= National Assembly of Burundi (2020) =

The National Assembly of Burundi (2020) was elected in May 2020. The ruling CNDD-FDD party retained its majority in the National Assembly of Burundi.

==Background==

Burundi has suffered from political instability since before 2015, with many Burundians leaving the country.
A new constitution was adopted after a referendum held in May 2018.
When President Pierre Nkurunziza announced he would not seek to be elected for a fourth term, the ruling CNDD-FDD party chose the retired army general Evariste Ndayishimiye as their candidate.

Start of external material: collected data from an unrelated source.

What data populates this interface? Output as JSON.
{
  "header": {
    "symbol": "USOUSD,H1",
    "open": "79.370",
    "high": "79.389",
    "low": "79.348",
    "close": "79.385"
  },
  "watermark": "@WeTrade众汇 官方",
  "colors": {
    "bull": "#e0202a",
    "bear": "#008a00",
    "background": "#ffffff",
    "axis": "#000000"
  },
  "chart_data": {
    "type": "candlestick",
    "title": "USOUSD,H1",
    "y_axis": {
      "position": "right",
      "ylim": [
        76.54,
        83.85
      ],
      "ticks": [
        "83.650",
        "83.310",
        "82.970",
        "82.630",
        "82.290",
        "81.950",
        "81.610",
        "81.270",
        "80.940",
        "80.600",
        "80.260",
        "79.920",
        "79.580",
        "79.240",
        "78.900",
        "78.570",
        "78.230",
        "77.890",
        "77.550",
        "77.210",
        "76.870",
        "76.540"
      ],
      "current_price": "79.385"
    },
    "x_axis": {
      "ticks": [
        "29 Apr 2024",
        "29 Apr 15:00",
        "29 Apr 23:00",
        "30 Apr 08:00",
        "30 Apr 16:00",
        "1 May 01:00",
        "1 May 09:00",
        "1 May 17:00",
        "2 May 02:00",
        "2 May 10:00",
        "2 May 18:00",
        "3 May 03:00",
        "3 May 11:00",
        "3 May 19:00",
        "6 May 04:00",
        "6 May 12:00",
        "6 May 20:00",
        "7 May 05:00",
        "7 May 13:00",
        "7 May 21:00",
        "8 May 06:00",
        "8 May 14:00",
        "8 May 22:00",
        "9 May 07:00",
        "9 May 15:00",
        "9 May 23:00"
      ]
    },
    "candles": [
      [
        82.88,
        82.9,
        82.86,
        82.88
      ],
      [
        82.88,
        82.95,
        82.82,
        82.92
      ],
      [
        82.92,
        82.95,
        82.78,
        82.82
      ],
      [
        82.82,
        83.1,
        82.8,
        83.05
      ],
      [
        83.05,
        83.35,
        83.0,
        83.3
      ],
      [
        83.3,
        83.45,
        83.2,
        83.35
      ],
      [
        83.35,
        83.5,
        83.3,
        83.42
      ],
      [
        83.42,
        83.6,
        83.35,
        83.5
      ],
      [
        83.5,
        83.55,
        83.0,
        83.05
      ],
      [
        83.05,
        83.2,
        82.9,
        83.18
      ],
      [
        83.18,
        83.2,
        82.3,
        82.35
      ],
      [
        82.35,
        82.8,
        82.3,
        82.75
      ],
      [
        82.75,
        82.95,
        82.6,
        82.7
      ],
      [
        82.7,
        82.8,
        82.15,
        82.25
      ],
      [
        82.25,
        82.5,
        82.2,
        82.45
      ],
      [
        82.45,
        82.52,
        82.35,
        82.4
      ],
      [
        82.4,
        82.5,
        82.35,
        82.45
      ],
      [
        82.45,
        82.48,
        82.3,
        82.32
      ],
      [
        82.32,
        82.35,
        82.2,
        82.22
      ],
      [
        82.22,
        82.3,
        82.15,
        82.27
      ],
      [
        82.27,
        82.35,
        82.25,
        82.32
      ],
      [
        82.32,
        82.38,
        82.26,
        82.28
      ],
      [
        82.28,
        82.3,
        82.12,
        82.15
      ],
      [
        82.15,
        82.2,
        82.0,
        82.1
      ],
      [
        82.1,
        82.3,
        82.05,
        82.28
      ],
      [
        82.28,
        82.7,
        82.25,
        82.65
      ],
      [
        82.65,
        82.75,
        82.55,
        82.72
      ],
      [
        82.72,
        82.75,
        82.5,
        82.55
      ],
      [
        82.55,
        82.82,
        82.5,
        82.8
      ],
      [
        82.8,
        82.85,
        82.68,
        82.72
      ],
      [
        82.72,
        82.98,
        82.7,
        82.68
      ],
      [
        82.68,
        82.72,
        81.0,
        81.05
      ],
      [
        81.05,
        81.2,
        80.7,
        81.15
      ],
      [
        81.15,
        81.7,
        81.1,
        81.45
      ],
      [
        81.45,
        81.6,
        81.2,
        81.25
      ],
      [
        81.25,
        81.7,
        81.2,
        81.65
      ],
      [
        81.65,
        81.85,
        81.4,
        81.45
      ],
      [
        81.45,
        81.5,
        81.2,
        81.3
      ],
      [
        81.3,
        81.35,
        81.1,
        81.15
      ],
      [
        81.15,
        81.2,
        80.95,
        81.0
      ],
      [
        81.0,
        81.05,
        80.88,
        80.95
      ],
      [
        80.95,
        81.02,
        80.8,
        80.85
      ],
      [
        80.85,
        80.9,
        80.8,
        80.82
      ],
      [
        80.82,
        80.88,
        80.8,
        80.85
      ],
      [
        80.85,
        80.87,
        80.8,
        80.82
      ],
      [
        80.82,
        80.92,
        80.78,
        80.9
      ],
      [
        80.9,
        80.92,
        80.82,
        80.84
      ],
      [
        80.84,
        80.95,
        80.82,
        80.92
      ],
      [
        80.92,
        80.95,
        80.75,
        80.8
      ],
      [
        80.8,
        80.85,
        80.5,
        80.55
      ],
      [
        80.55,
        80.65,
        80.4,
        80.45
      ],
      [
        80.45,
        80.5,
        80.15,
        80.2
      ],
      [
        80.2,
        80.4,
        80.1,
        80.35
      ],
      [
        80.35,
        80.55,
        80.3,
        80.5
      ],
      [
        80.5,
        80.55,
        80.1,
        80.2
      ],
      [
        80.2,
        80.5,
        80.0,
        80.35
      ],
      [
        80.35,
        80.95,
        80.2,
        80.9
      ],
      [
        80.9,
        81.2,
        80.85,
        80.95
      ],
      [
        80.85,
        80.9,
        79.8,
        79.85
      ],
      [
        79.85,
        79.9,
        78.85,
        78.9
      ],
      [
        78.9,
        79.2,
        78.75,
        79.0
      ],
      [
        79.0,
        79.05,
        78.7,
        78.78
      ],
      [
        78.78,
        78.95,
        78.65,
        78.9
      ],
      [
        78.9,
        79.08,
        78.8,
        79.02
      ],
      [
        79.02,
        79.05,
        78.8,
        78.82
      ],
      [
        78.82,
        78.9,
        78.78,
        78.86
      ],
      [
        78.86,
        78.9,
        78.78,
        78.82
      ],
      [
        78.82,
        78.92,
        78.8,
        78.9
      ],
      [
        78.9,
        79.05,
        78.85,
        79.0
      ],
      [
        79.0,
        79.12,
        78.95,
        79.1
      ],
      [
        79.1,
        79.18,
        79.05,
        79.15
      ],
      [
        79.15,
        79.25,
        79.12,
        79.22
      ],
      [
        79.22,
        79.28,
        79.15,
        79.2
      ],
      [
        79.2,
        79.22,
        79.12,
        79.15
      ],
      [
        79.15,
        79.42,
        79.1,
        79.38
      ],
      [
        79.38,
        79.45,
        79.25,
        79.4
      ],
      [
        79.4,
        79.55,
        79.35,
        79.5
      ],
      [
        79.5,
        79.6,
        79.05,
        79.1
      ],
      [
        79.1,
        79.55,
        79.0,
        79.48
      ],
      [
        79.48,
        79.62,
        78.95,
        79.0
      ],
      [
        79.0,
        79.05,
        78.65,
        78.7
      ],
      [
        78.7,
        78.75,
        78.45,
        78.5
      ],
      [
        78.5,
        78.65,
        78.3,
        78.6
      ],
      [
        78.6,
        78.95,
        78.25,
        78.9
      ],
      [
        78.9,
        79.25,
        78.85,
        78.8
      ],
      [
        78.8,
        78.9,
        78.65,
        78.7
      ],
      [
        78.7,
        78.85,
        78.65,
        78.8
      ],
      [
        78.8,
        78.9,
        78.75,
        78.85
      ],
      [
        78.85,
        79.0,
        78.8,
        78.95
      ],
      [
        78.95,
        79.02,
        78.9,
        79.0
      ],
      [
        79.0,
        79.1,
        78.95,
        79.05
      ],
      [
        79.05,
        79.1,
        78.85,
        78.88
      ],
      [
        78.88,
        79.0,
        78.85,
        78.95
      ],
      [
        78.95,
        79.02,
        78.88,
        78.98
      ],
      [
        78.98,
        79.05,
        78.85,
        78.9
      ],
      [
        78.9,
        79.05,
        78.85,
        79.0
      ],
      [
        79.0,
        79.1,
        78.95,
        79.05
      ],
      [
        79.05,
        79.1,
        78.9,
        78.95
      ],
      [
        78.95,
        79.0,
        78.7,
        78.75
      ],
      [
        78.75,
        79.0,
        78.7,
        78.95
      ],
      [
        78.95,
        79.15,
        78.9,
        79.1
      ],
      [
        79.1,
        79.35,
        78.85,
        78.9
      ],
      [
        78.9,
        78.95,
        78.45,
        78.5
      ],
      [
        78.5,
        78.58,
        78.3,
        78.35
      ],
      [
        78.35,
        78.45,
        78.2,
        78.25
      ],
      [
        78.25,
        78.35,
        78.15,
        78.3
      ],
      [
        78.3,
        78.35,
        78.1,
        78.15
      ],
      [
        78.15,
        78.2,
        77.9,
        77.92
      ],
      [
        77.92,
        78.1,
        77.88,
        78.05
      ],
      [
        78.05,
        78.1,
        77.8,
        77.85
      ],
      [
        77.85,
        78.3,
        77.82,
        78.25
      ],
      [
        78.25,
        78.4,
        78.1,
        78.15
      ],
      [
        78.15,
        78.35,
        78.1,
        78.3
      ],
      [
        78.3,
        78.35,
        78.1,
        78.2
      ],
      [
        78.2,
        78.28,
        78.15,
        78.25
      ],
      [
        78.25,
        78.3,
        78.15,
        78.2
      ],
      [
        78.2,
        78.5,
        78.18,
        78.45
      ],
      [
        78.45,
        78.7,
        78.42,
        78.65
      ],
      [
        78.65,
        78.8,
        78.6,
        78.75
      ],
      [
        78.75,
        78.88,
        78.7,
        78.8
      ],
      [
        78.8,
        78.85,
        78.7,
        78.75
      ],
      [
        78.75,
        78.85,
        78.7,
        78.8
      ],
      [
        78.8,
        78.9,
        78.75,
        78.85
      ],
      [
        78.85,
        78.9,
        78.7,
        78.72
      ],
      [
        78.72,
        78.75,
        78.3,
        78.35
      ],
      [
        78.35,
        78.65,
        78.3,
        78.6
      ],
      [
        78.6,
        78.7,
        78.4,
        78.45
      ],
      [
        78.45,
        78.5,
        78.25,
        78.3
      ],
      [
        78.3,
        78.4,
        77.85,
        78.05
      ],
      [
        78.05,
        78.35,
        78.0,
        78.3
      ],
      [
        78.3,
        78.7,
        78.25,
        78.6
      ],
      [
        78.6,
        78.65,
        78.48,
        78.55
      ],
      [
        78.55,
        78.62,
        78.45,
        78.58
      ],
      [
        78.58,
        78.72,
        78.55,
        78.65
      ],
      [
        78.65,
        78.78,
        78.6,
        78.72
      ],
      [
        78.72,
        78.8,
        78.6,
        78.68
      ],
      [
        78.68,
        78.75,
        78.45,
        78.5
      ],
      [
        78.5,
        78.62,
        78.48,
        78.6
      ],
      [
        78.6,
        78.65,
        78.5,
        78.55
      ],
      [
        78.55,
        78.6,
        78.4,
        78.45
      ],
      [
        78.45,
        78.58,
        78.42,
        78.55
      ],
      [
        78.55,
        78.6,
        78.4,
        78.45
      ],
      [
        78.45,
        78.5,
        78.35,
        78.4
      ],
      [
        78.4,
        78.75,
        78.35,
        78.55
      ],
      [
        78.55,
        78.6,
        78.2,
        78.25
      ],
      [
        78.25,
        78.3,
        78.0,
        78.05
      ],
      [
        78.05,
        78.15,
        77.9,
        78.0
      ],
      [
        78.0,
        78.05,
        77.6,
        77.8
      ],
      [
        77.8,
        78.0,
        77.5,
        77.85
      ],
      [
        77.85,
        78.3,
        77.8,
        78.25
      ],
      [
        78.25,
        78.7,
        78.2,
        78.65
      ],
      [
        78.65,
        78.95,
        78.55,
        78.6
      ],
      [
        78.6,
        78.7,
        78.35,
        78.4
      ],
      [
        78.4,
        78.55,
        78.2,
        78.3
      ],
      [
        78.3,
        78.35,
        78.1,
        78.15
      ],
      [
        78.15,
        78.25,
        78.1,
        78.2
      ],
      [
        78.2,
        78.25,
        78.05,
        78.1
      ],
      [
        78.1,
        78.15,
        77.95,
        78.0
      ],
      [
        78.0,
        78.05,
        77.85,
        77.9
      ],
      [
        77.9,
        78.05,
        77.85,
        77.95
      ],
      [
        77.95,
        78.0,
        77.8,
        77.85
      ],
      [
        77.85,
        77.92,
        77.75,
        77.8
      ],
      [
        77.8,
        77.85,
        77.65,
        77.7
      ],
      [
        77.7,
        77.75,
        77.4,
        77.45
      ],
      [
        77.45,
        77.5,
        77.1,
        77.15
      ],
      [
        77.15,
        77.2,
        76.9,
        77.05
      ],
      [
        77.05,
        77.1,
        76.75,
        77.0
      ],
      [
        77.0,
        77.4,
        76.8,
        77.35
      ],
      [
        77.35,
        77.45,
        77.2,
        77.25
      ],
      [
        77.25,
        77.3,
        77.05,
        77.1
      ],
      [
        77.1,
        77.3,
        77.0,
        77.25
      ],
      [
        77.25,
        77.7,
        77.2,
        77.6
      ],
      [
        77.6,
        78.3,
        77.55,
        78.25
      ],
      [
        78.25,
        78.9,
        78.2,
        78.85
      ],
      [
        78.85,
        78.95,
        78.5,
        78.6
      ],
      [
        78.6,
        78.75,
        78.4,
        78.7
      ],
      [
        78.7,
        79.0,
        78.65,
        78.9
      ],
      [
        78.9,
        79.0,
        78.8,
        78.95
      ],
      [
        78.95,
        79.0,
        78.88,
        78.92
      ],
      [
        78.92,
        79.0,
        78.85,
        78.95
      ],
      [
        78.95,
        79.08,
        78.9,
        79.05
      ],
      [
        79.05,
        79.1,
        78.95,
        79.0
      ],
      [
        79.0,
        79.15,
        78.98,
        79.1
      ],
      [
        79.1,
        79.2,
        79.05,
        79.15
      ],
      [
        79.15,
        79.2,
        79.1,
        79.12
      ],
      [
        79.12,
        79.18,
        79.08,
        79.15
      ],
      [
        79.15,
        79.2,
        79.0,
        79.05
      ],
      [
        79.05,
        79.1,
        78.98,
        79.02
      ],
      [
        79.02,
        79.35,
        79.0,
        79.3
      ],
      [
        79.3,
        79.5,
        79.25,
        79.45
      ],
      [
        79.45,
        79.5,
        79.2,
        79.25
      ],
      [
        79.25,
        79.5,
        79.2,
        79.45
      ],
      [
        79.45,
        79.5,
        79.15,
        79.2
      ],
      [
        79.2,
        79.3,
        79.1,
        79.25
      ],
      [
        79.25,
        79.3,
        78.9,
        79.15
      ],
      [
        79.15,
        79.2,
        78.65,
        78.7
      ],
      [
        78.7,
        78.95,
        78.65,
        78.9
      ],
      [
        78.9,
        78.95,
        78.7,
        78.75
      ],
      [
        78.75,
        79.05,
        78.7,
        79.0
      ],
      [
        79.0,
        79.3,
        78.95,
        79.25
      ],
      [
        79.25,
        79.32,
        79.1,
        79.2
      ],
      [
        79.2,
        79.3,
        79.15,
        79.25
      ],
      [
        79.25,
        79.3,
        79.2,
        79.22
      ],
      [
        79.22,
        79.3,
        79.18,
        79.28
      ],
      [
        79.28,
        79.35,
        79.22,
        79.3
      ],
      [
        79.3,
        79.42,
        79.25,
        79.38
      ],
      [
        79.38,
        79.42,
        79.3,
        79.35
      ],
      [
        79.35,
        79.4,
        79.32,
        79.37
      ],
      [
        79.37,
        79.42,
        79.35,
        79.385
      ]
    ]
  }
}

The United Nations Human Rights Council Commission of Inquiry on Burundi said the election campaign that officially started in April 2020 was "characterized by an increase in political intolerance and numerous acts of violence and human rights violations".
The government did not allow observers from the United Nations and the African Union to the monitor the 2020 elections, claiming that they were too close to the opposition.

==Election==

The elections for the National Assembly were held on 20 May 2020.
Out of 5,113,418 registered voters 4,464,359 cast their votes, for a 87.3% turnout.
The ruling National Council for the Defense of Democracy – Front for the Defense of Democracy (CNDD-FDD) took 72 of the 100 seats up for election, while the National Congress for Liberty (CNL) led by Agathon Rwasa took 27 seats.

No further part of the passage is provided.